薄毛とAGAが加齢で起こるメカニズムを知ろう!

頭髪を気にする中年男性

薄毛は、髪の毛のボリュームが不足して頭皮の一部が露出してしまう状態のことで、男性ホルモンの作用が密接に関係しているために、男女での発症頻度にはかなりの差異があります。
具体的には、男性は約30パーセント、女性は約10パーセントと考えられています。

男性の薄毛はM字ハゲや河童ハゲと表現されるように、発症する部位が生え際から頭頂部にかけての部分に集中するのが特徴です。
これは、この部分の毛根内部に男性ホルモンのテストステロンを薄毛の原因物質DHTに変換する還元酵素が存在しているからです。
テレビのコマーシャルでもおなじみのAGAは、このDHTが原因の脱毛症のことです。

なお、AGAは男性ホルモンのテストステロンの分泌量が急激に増加する思春期以降に徐々に発症します。
日本人男性では20歳代の後半から30歳代にかけての時期に著明になるのが一般的で、その後発症頻度は加齢に伴いどんどんと高くなっていきます。
具体的には、20歳代では10パーセントに過ぎなかった発症頻度が、30歳代では20パーセント、40歳代では30パーセントと高くなり、50歳代以降は約半数の40数パーセントにまで達することになります。

このように加齢により発症頻度が高くなるということは、AGAは老化現象の一種ということを証明しています。
ただし、全ての人がハゲてしまうというわけではありません。
何故なら、AGAは加齢とともに遺伝だ密接に関係しているからです。
特に、母方から受け継ぐ男性ホルモンレセプター遺伝子の多型が鍵を握っていると考えられています。

何故なら、この遺伝子を受け継いでいる場合は、生え際から頭頂部にかけての毛乳頭細胞内位存在している男性ホルモン受容体のDHTに対しての感受性が高くなります。
効率的に結合することにより脱毛因子のトランスフォーミング増殖因子を大量に誘導してしまうからです。
この脱毛因子は、ヘアサイクルにおける成長期を退行期や休止期に切り替えるという作用を発揮するので、髪の毛の寿命が短くなってしまいます。

このAGAが発症すると短い毛や細い毛が多くなるメカニズムによって、該当部位の髪の毛が長く伸びなくなり軟毛化と呼ばれる状態となります。
医療機関で行われるAGA診断では、家族歴や薄毛の経過などを問診により調査すると共に、拡大鏡などを用いた視診により髪の毛の抜け方が確認されます。

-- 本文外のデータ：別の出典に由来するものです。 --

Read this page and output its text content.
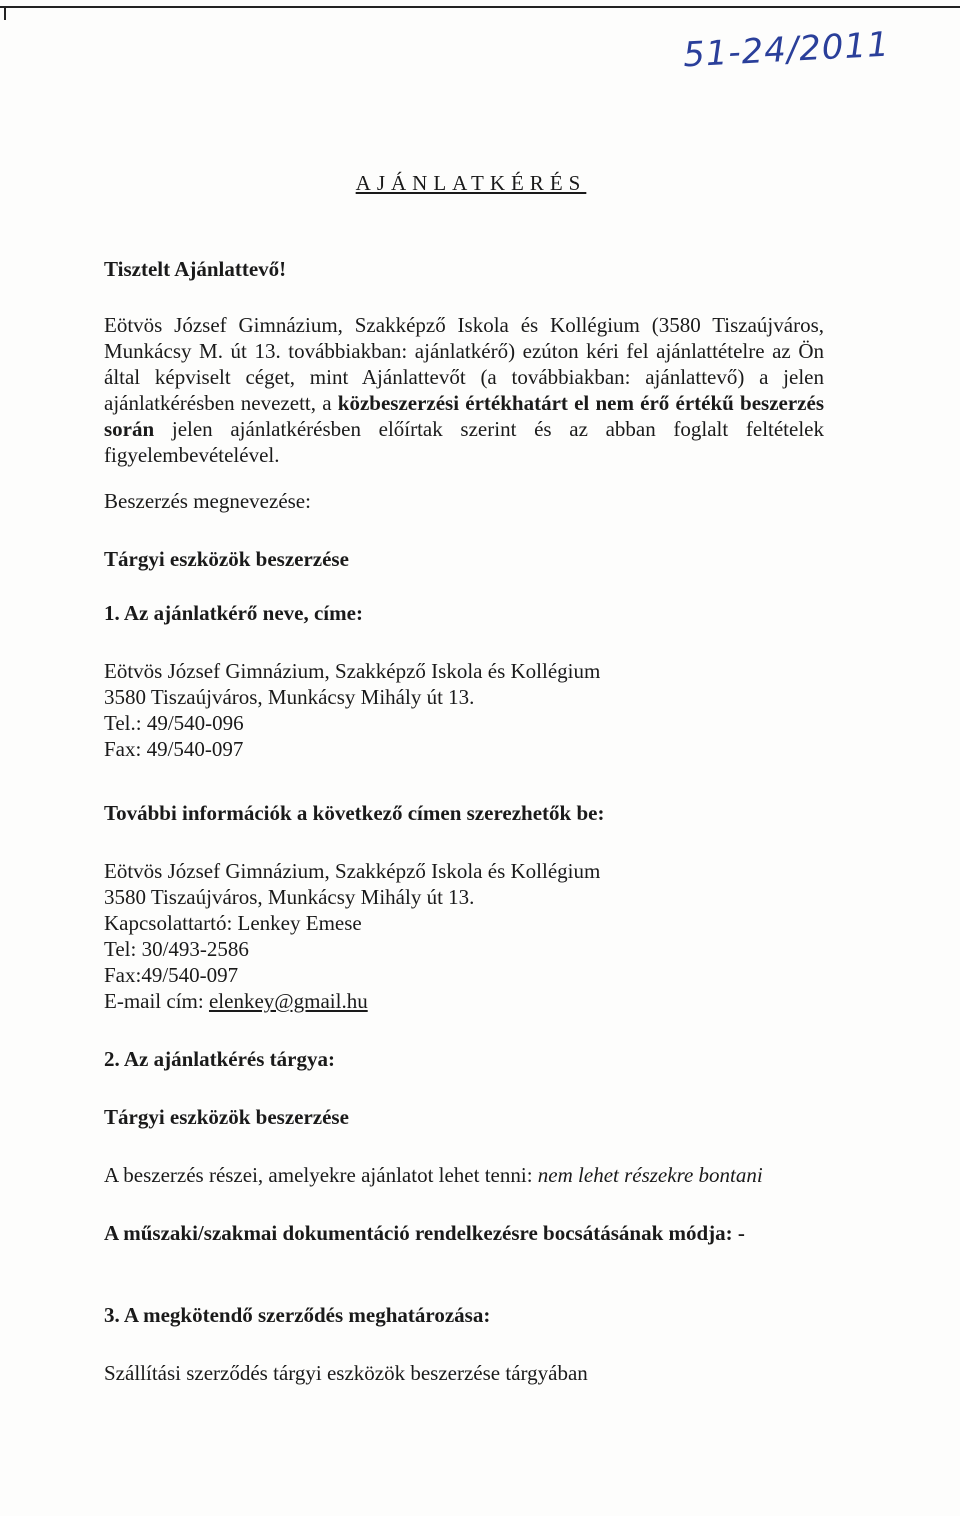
51-24/2011
AJÁNLATKÉRÉS

Tisztelt Ajánlattevő!

Eötvös József Gimnázium, Szakképző Iskola és Kollégium (3580 Tiszaújváros, Munkácsy M. út 13. továbbiakban: ajánlatkérő) ezúton kéri fel ajánlattételre az Ön által képviselt céget, mint Ajánlattevőt (a továbbiakban: ajánlattevő) a jelen ajánlatkérésben nevezett, a közbeszerzési értékhatárt el nem érő értékű beszerzés során jelen ajánlatkérésben előírtak szerint és az abban foglalt feltételek figyelembevételével.

Beszerzés megnevezése:

Tárgyi eszközök beszerzése

1. Az ajánlatkérő neve, címe:

Eötvös József Gimnázium, Szakképző Iskola és Kollégium

3580 Tiszaújváros, Munkácsy Mihály út 13.

Tel.: 49/540-096

Fax: 49/540-097

További információk a következő címen szerezhetők be:

Eötvös József Gimnázium, Szakképző Iskola és Kollégium

3580 Tiszaújváros, Munkácsy Mihály út 13.

Kapcsolattartó: Lenkey Emese

Tel: 30/493-2586

Fax:49/540-097

E-mail cím: elenkey@gmail.hu

2. Az ajánlatkérés tárgya:

Tárgyi eszközök beszerzése

A beszerzés részei, amelyekre ajánlatot lehet tenni: nem lehet részekre bontani

A műszaki/szakmai dokumentáció rendelkezésre bocsátásának módja: -

3. A megkötendő szerződés meghatározása:

Szállítási szerződés tárgyi eszközök beszerzése tárgyában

このように医療機関で診断される理由は、AGAであれば原因物質の生産を抑制するというアプローチにより、進行を防止することが可能となっているからです。

加齢とともに男性ホルモンが増えると薄毛になる

AGAは、生え際から頭頂部にかけての部分が薄毛になる一方で、側頭部や後頭部の髪の毛は最後まで黒々とした状態を保っているケースも少なくはありません。
このために、髪の毛の抜け方と共にハゲ方による診断が可能です。

なお、このように特徴的な形の抜け方やハゲ方になってしまうメカニズムは、男性ホルモンのテストステロンを変換する還元酵素の種類に違いがあるためです。
生え際から頭頂部にかけての部分には5α-reductaseのII型があるのに対して、後頭部や側頭部にはほとんど存在していないためにDHTによる影響を受けることはありません。
このために、美容クリニックなどの医療機関で実施される自毛植毛という薄毛治療では、後頭部の毛根組織を採取して薄毛部分に移植します。

なお、AGAが年齢を重ねるにつれて発症頻度が高くなるメカニズムは、悪玉男性ホルモンのDHTの影響力が増加するためです。
これは、テストステロンの分泌量が低下するためでもあり、40代以降に特に顕著となります。
最終的には、生え際が後退して頭頂部までの髪の毛が全てなくなる状態にまで進行するので、早めの対処が必要となります。
現在医療機関で実施されているAGA治療は、II型5α-reductaseの酵素活性剤を用いて、原因物質のDHTの生産量を抑制するという内容です。